SIEUR DE LA SALLE by Pierre (Sherman) Pitts
He was the first white man to go down the Mississippi to its mouth. He continued the route started by Joliet and Marquette. He reached the Gulf April 9, 1682. He claimed all land drained by the Mississippi for France. This was the largest territory ever claimed by a subject for his king. He named the area Louisiana. In 1679 he built the Griffin. It was the first sailing ship on the Great Lakes. It arrived at Green Bay and took on a cargo of furs.

JEAN NICOLET - 1598-1642
by Mike "Armand" Truskoski
Jean Nicolet was born in France, probably at Cherburg, and arrived in Canada in 1618 when he was about 19 or 20 years old. He was employed by the company of New France, first as an Indian agent and then as a clerk. The French called the Winnebago "the people of the sea." This supports the claim that Nicolet was charged to explore a way to Asia. He landed in Green Bay in 1634 wearing a Chinese robe mistaking where he had landed for Asia.

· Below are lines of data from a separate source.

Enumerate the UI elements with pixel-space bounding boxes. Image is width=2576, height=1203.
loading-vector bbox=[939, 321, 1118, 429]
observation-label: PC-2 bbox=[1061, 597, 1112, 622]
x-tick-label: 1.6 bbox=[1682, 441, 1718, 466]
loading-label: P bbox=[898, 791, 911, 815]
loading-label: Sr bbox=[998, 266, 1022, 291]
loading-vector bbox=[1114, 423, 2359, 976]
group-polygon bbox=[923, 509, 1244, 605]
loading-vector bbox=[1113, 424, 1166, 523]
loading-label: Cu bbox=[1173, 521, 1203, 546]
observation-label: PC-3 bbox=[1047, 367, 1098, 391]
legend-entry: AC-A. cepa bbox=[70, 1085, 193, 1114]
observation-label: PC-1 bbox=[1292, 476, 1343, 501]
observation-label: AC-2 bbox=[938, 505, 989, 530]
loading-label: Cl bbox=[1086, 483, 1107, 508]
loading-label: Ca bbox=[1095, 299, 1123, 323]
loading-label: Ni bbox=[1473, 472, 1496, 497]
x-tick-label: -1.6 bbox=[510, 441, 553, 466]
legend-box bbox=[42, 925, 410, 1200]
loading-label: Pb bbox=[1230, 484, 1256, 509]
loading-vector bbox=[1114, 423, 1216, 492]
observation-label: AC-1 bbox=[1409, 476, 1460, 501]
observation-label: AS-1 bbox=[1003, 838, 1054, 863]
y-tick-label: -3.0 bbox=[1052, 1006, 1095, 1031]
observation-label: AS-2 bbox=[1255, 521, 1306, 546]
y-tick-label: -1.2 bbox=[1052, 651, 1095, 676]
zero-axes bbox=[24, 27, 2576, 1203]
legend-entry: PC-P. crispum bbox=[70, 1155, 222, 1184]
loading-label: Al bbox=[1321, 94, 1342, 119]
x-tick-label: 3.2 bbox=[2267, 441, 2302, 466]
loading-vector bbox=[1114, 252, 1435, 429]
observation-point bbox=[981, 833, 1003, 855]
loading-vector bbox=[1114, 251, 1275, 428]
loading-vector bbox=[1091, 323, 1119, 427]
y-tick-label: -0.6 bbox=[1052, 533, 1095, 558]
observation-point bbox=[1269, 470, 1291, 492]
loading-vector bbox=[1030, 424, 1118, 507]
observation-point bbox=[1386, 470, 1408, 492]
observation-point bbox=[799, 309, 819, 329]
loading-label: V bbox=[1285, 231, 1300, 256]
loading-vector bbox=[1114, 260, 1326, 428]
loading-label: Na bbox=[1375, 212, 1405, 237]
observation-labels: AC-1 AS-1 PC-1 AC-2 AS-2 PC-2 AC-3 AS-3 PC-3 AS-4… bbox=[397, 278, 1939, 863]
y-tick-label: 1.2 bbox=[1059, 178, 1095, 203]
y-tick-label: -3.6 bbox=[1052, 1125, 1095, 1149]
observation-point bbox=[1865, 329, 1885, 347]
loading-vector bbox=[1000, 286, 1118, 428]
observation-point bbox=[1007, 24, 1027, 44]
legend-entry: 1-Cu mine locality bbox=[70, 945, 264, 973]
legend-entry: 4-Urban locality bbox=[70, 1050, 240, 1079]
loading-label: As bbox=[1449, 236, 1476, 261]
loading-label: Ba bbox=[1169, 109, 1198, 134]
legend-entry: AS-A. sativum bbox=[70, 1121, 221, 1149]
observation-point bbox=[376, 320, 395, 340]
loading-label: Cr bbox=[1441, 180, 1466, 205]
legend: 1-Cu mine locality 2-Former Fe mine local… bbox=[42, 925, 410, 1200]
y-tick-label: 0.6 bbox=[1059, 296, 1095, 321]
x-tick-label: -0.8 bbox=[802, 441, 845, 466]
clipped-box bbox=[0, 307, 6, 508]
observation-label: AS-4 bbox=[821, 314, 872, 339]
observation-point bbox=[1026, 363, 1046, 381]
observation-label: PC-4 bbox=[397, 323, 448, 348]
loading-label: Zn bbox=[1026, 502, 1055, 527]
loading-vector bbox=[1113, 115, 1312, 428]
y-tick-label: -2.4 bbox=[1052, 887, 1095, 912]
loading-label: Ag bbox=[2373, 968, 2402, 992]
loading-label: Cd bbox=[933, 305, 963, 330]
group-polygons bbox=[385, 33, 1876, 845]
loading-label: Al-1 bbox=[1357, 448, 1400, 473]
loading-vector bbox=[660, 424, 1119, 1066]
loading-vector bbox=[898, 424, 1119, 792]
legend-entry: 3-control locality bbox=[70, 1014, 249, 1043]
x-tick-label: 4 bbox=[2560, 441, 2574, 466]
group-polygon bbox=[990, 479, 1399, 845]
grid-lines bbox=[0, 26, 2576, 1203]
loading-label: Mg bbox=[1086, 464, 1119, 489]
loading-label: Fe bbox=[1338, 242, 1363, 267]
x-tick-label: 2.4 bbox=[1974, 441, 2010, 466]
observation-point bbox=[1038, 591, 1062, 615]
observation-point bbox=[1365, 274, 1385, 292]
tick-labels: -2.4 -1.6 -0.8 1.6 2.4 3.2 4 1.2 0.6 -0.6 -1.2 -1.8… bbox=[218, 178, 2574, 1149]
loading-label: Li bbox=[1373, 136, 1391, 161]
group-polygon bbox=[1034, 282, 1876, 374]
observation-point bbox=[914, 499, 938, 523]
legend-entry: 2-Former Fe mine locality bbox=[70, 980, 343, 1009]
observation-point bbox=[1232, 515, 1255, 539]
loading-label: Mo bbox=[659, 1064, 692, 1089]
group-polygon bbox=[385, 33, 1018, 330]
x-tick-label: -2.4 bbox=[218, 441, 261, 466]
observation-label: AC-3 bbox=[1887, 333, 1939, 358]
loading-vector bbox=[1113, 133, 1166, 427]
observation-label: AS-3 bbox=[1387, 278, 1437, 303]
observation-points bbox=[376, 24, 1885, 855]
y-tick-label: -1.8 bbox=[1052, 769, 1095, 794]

         On August 9, 1934 at a commemoration of Nicolet's achievements, president Franklin Roosevelt spoke at Green Bay and placed Nicolet in history as the first of the "men and women who established civilization in Wisconsin and in the northwest.

FATHER JAQUES MARQUETTE
by Kathy Rajala
Father Jaques Marquette was a missionary who helped discover the Mississippi River. He also helped establish good relations with the Indians living in Wisconsin. The Indians had so much respect for Marquette that he was able to travel among them with no trouble, just by carrying a peace pipe along with him.